Here are five things in the Frontend Engineering world, that I found interesting…
Hypernova - From Airbnb, “A service for server-side rendering your JavaScript views.” Seems pretty complete the a server, a browser component, and the client (Node.js or Ruby).
RxJS - From the documentation site for RxJS, “RxJS is a library for composing asynchronous and event-based programs by using observable sequences. It provides one core type, the Observable, satellite types (Observer, Schedulers, Subjects) and operators inspired by Array#extras (map, filter, reduce, every, etc) to allow handling asynchronous events as collections.” Might be worth investigating if you have a lot of async events happening in your app if Promises isn’t cutting it for you.

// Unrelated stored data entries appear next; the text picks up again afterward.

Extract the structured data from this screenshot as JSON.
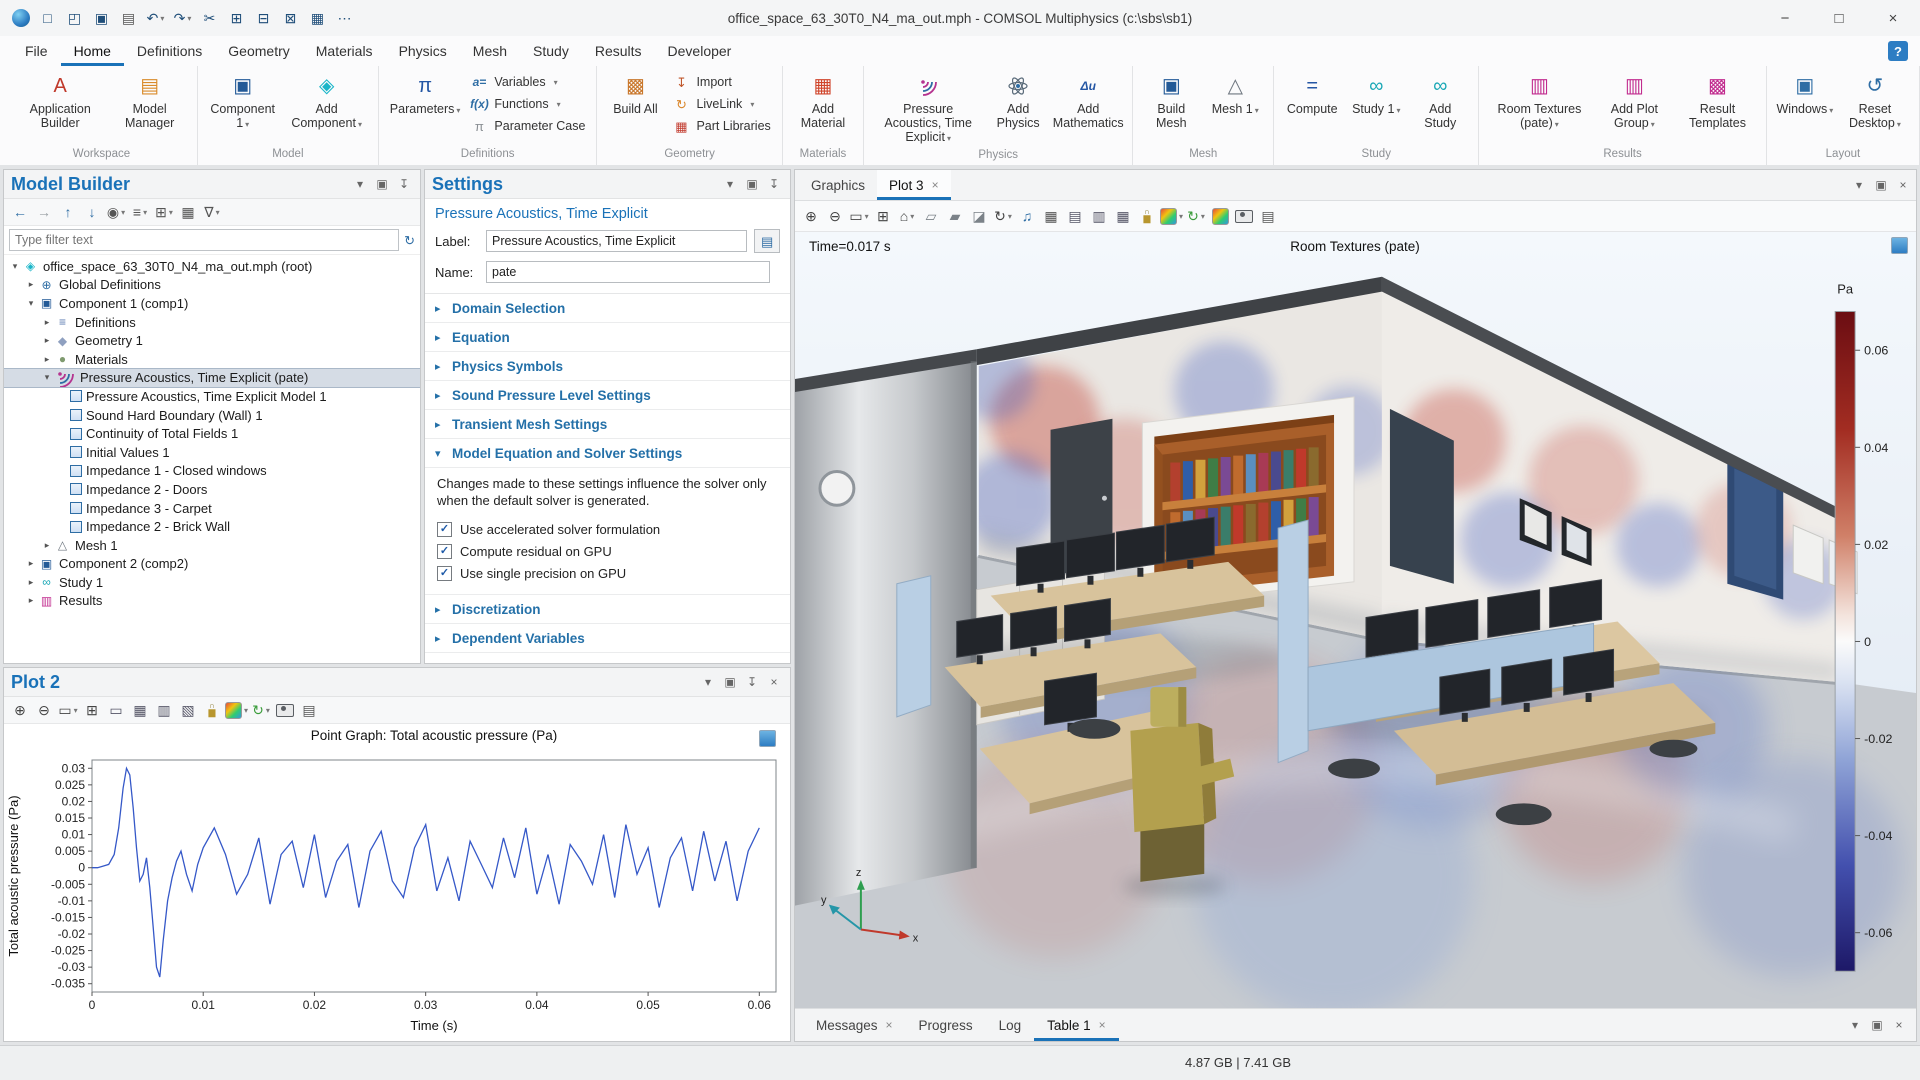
{
  "titlebar": {
    "title": "office_space_63_30T0_N4_ma_out.mph - COMSOL Multiphysics (c:\\sbs\\sb1)",
    "qat": [
      {
        "name": "comsol-logo"
      },
      {
        "name": "new-file"
      },
      {
        "name": "open-file"
      },
      {
        "name": "save"
      },
      {
        "name": "print"
      },
      {
        "name": "undo",
        "dropdown": true
      },
      {
        "name": "redo",
        "dropdown": true
      },
      {
        "name": "cut"
      },
      {
        "name": "copy"
      },
      {
        "name": "paste"
      },
      {
        "name": "delete"
      },
      {
        "name": "model-library"
      },
      {
        "name": "options"
      }
    ],
    "window_controls": [
      "minimize",
      "maximize",
      "close"
    ]
  },
  "menubar": {
    "items": [
      "File",
      "Home",
      "Definitions",
      "Geometry",
      "Materials",
      "Physics",
      "Mesh",
      "Study",
      "Results",
      "Developer"
    ],
    "active": "Home"
  },
  "ribbon": {
    "groups": [
      {
        "caption": "Workspace",
        "large": [
          {
            "label": "Application Builder",
            "icon": "application-builder"
          },
          {
            "label": "Model Manager",
            "icon": "model-manager"
          }
        ]
      },
      {
        "caption": "Model",
        "large": [
          {
            "label": "Component 1",
            "icon": "component",
            "dropdown": true
          },
          {
            "label": "Add Component",
            "icon": "add-component",
            "dropdown": true
          }
        ]
      },
      {
        "caption": "Definitions",
        "large": [
          {
            "label": "Parameters",
            "icon": "parameters",
            "dropdown": true
          }
        ],
        "small": [
          {
            "label": "Variables",
            "icon": "variables",
            "dropdown": true
          },
          {
            "label": "Functions",
            "icon": "functions",
            "dropdown": true
          },
          {
            "label": "Parameter Case",
            "icon": "parameter-case"
          }
        ]
      },
      {
        "caption": "Geometry",
        "large": [
          {
            "label": "Build All",
            "icon": "build-all"
          }
        ],
        "small": [
          {
            "label": "Import",
            "icon": "import"
          },
          {
            "label": "LiveLink",
            "icon": "livelink",
            "dropdown": true
          },
          {
            "label": "Part Libraries",
            "icon": "part-libraries"
          }
        ]
      },
      {
        "caption": "Materials",
        "large": [
          {
            "label": "Add Material",
            "icon": "add-material"
          }
        ]
      },
      {
        "caption": "Physics",
        "large": [
          {
            "label": "Pressure Acoustics, Time Explicit",
            "icon": "acoustics",
            "dropdown": true
          },
          {
            "label": "Add Physics",
            "icon": "add-physics"
          },
          {
            "label": "Add Mathematics",
            "icon": "add-mathematics"
          }
        ]
      },
      {
        "caption": "Mesh",
        "large": [
          {
            "label": "Build Mesh",
            "icon": "build-mesh"
          },
          {
            "label": "Mesh 1",
            "icon": "mesh",
            "dropdown": true
          }
        ]
      },
      {
        "caption": "Study",
        "large": [
          {
            "label": "Compute",
            "icon": "compute"
          },
          {
            "label": "Study 1",
            "icon": "study",
            "dropdown": true
          },
          {
            "label": "Add Study",
            "icon": "add-study"
          }
        ]
      },
      {
        "caption": "Results",
        "large": [
          {
            "label": "Room Textures (pate)",
            "icon": "plot-group",
            "dropdown": true
          },
          {
            "label": "Add Plot Group",
            "icon": "add-plot-group",
            "dropdown": true
          },
          {
            "label": "Result Templates",
            "icon": "result-templates"
          }
        ]
      },
      {
        "caption": "Layout",
        "large": [
          {
            "label": "Windows",
            "icon": "windows-layout",
            "dropdown": true
          },
          {
            "label": "Reset Desktop",
            "icon": "reset-desktop",
            "dropdown": true
          }
        ]
      }
    ]
  },
  "model_builder": {
    "title": "Model Builder",
    "header_icons": [
      "panel-menu",
      "panel-float",
      "panel-pin"
    ],
    "toolbar": [
      {
        "name": "back"
      },
      {
        "name": "forward"
      },
      {
        "name": "move-up"
      },
      {
        "name": "move-down"
      },
      {
        "name": "show",
        "dropdown": true
      },
      {
        "name": "group-nodes",
        "dropdown": true
      },
      {
        "name": "tree-settings",
        "dropdown": true
      },
      {
        "name": "table-view"
      },
      {
        "name": "filter",
        "dropdown": true
      }
    ],
    "filter_placeholder": "Type filter text",
    "tree": [
      {
        "depth": 0,
        "label": "office_space_63_30T0_N4_ma_out.mph (root)",
        "icon": "model-root",
        "expanded": true
      },
      {
        "depth": 1,
        "label": "Global Definitions",
        "icon": "globe",
        "expanded": false
      },
      {
        "depth": 1,
        "label": "Component 1 (comp1)",
        "icon": "component",
        "expanded": true
      },
      {
        "depth": 2,
        "label": "Definitions",
        "icon": "definitions",
        "expanded": false
      },
      {
        "depth": 2,
        "label": "Geometry 1",
        "icon": "geometry",
        "expanded": false
      },
      {
        "depth": 2,
        "label": "Materials",
        "icon": "materials",
        "expanded": false
      },
      {
        "depth": 2,
        "label": "Pressure Acoustics, Time Explicit (pate)",
        "icon": "acoustics",
        "expanded": true,
        "selected": true
      },
      {
        "depth": 3,
        "label": "Pressure Acoustics, Time Explicit Model 1",
        "icon": "node"
      },
      {
        "depth": 3,
        "label": "Sound Hard Boundary (Wall) 1",
        "icon": "node"
      },
      {
        "depth": 3,
        "label": "Continuity of Total Fields 1",
        "icon": "node"
      },
      {
        "depth": 3,
        "label": "Initial Values 1",
        "icon": "node"
      },
      {
        "depth": 3,
        "label": "Impedance 1 - Closed windows",
        "icon": "node"
      },
      {
        "depth": 3,
        "label": "Impedance 2 - Doors",
        "icon": "node"
      },
      {
        "depth": 3,
        "label": "Impedance 3 - Carpet",
        "icon": "node"
      },
      {
        "depth": 3,
        "label": "Impedance 2 - Brick Wall",
        "icon": "node"
      },
      {
        "depth": 2,
        "label": "Mesh 1",
        "icon": "mesh",
        "expanded": false
      },
      {
        "depth": 1,
        "label": "Component 2 (comp2)",
        "icon": "component",
        "expanded": false
      },
      {
        "depth": 1,
        "label": "Study 1",
        "icon": "study",
        "expanded": false
      },
      {
        "depth": 1,
        "label": "Results",
        "icon": "results",
        "expanded": false
      }
    ]
  },
  "settings": {
    "title": "Settings",
    "subtitle": "Pressure Acoustics, Time Explicit",
    "header_icons": [
      "panel-menu",
      "panel-float",
      "panel-pin"
    ],
    "label_caption": "Label:",
    "label_value": "Pressure Acoustics, Time Explicit",
    "name_caption": "Name:",
    "name_value": "pate",
    "sections": [
      {
        "label": "Domain Selection",
        "expanded": false
      },
      {
        "label": "Equation",
        "expanded": false
      },
      {
        "label": "Physics Symbols",
        "expanded": false
      },
      {
        "label": "Sound Pressure Level Settings",
        "expanded": false
      },
      {
        "label": "Transient Mesh Settings",
        "expanded": false
      },
      {
        "label": "Model Equation and Solver Settings",
        "expanded": true,
        "note": "Changes made to these settings influence the solver only when the default solver is generated.",
        "checkboxes": [
          {
            "label": "Use accelerated solver formulation",
            "checked": true
          },
          {
            "label": "Compute residual on GPU",
            "checked": true
          },
          {
            "label": "Use single precision on GPU",
            "checked": true
          }
        ]
      },
      {
        "label": "Discretization",
        "expanded": false
      },
      {
        "label": "Dependent Variables",
        "expanded": false
      }
    ]
  },
  "plot2": {
    "title": "Plot 2",
    "header_icons": [
      "panel-menu",
      "panel-float",
      "panel-pin",
      "panel-close"
    ],
    "toolbar": [
      {
        "name": "zoom-in"
      },
      {
        "name": "zoom-out"
      },
      {
        "name": "zoom-box",
        "dropdown": true
      },
      {
        "name": "zoom-extents"
      },
      {
        "name": "axis-limits"
      },
      {
        "name": "grid-lines"
      },
      {
        "name": "axes-equal"
      },
      {
        "name": "legend-toggle"
      },
      {
        "name": "lock-axes"
      },
      {
        "name": "plot-settings",
        "dropdown": true
      },
      {
        "name": "refresh-plot",
        "dropdown": true
      },
      {
        "name": "snapshot"
      },
      {
        "name": "print"
      }
    ]
  },
  "chart_data": {
    "type": "line",
    "title": "Point Graph: Total acoustic pressure (Pa)",
    "xlabel": "Time (s)",
    "ylabel": "Total acoustic pressure (Pa)",
    "xlim": [
      0,
      0.0615
    ],
    "ylim": [
      -0.0375,
      0.0325
    ],
    "x_ticks": [
      0,
      0.01,
      0.02,
      0.03,
      0.04,
      0.05,
      0.06
    ],
    "y_ticks": [
      0.03,
      0.025,
      0.02,
      0.015,
      0.01,
      0.005,
      0,
      -0.005,
      -0.01,
      -0.015,
      -0.02,
      -0.025,
      -0.03,
      -0.035
    ],
    "grid": false,
    "legend": false,
    "series": [
      {
        "name": "Total acoustic pressure",
        "color": "#3558c8",
        "x": [
          0,
          0.0005,
          0.001,
          0.0015,
          0.002,
          0.0024,
          0.0028,
          0.0031,
          0.0034,
          0.0037,
          0.004,
          0.0043,
          0.0046,
          0.0049,
          0.0052,
          0.0055,
          0.0058,
          0.0061,
          0.0064,
          0.0068,
          0.0072,
          0.0076,
          0.008,
          0.0085,
          0.009,
          0.0095,
          0.01,
          0.011,
          0.012,
          0.013,
          0.014,
          0.015,
          0.016,
          0.017,
          0.018,
          0.019,
          0.02,
          0.021,
          0.022,
          0.023,
          0.024,
          0.025,
          0.026,
          0.027,
          0.028,
          0.029,
          0.03,
          0.031,
          0.032,
          0.033,
          0.034,
          0.035,
          0.036,
          0.037,
          0.038,
          0.039,
          0.04,
          0.041,
          0.042,
          0.043,
          0.044,
          0.045,
          0.046,
          0.047,
          0.048,
          0.049,
          0.05,
          0.051,
          0.052,
          0.053,
          0.054,
          0.055,
          0.056,
          0.057,
          0.058,
          0.059,
          0.06
        ],
        "y": [
          0,
          0,
          0.0005,
          0.001,
          0.004,
          0.012,
          0.024,
          0.03,
          0.028,
          0.018,
          0.006,
          -0.004,
          -0.002,
          0.003,
          -0.006,
          -0.018,
          -0.03,
          -0.033,
          -0.022,
          -0.01,
          -0.003,
          0.002,
          0.005,
          -0.002,
          -0.007,
          0.001,
          0.006,
          0.012,
          0.004,
          -0.008,
          -0.002,
          0.009,
          -0.011,
          0.004,
          0.008,
          -0.006,
          0.01,
          -0.009,
          0.002,
          0.007,
          -0.012,
          0.005,
          0.011,
          -0.004,
          -0.009,
          0.006,
          0.013,
          -0.007,
          0.003,
          -0.01,
          0.008,
          0.001,
          -0.006,
          0.009,
          -0.003,
          0.012,
          -0.008,
          0.004,
          -0.011,
          0.007,
          0.002,
          -0.005,
          0.01,
          -0.009,
          0.013,
          -0.002,
          0.006,
          -0.012,
          0.003,
          0.009,
          -0.007,
          0.011,
          -0.004,
          0.008,
          -0.01,
          0.005,
          0.012
        ]
      }
    ]
  },
  "graphics": {
    "tabs": [
      {
        "label": "Graphics"
      },
      {
        "label": "Plot 3",
        "active": true,
        "closable": true
      }
    ],
    "header_icons": [
      "panel-menu",
      "panel-float",
      "panel-close"
    ],
    "toolbar": [
      {
        "name": "zoom-in"
      },
      {
        "name": "zoom-out"
      },
      {
        "name": "zoom-box",
        "dropdown": true
      },
      {
        "name": "zoom-extents"
      },
      {
        "name": "default-view",
        "dropdown": true
      },
      {
        "name": "view-xy"
      },
      {
        "name": "view-yz"
      },
      {
        "name": "view-zx"
      },
      {
        "name": "rotate",
        "dropdown": true
      },
      {
        "name": "play-sound"
      },
      {
        "name": "table-view"
      },
      {
        "name": "grid-view"
      },
      {
        "name": "split-horizontal"
      },
      {
        "name": "split-vertical"
      },
      {
        "name": "lock-view"
      },
      {
        "name": "color-theme",
        "dropdown": true
      },
      {
        "name": "update-plot",
        "dropdown": true
      },
      {
        "name": "plot-settings"
      },
      {
        "name": "snapshot"
      },
      {
        "name": "print"
      }
    ],
    "time_label": "Time=0.017 s",
    "plot_title": "Room Textures (pate)",
    "colorbar": {
      "unit": "Pa",
      "ticks": [
        "0.06",
        "0.04",
        "0.02",
        "0",
        "-0.02",
        "-0.04",
        "-0.06"
      ],
      "top_color": "#6b0d12",
      "zero_color": "#fbfbfb",
      "bottom_color": "#1d1867"
    },
    "triad": {
      "x": "x",
      "y": "y",
      "z": "z"
    }
  },
  "bottom_panel": {
    "tabs": [
      {
        "label": "Messages",
        "closable": true
      },
      {
        "label": "Progress"
      },
      {
        "label": "Log"
      },
      {
        "label": "Table 1",
        "closable": true,
        "active": true
      }
    ],
    "header_icons": [
      "panel-menu",
      "panel-float",
      "panel-close"
    ]
  },
  "statusbar": {
    "memory": "4.87 GB | 7.41 GB"
  }
}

High Performance Animations - From the great Paul Lewis and Paul Irish, on HTML5Rocks site, “We’re going to cut straight to the chase. Modern browsers can animate four things really cheaply: position, scale, rotation and opacity. If you animate anything else, it’s at your own risk, and the chances are you’re not going to hit a silky smooth 60fps.” Worth a read if you’re animating things on your webpage and things are getting janky on you.
Loupe - From the site, “Loupe is a little visualisation to help you understand how JavaScript’s call stack/event loop/callback queue interact with each other.” Built by Philip Roberts who wanted to help others understand how JavaScript works. His presentation “What the heck is the event loop anyway” must be watched.
What is the Accessibility Tree? - The web should be a place anyone can browse. With that in mind, it’s important that as Frontend Engineers we take the time and ensure that our sites are accessible. This is one video in Marcy Sutton’s “Start Building Accessible Web Applications Today” course you should check out to dip your toe in the waters of accessibility if you haven’t already.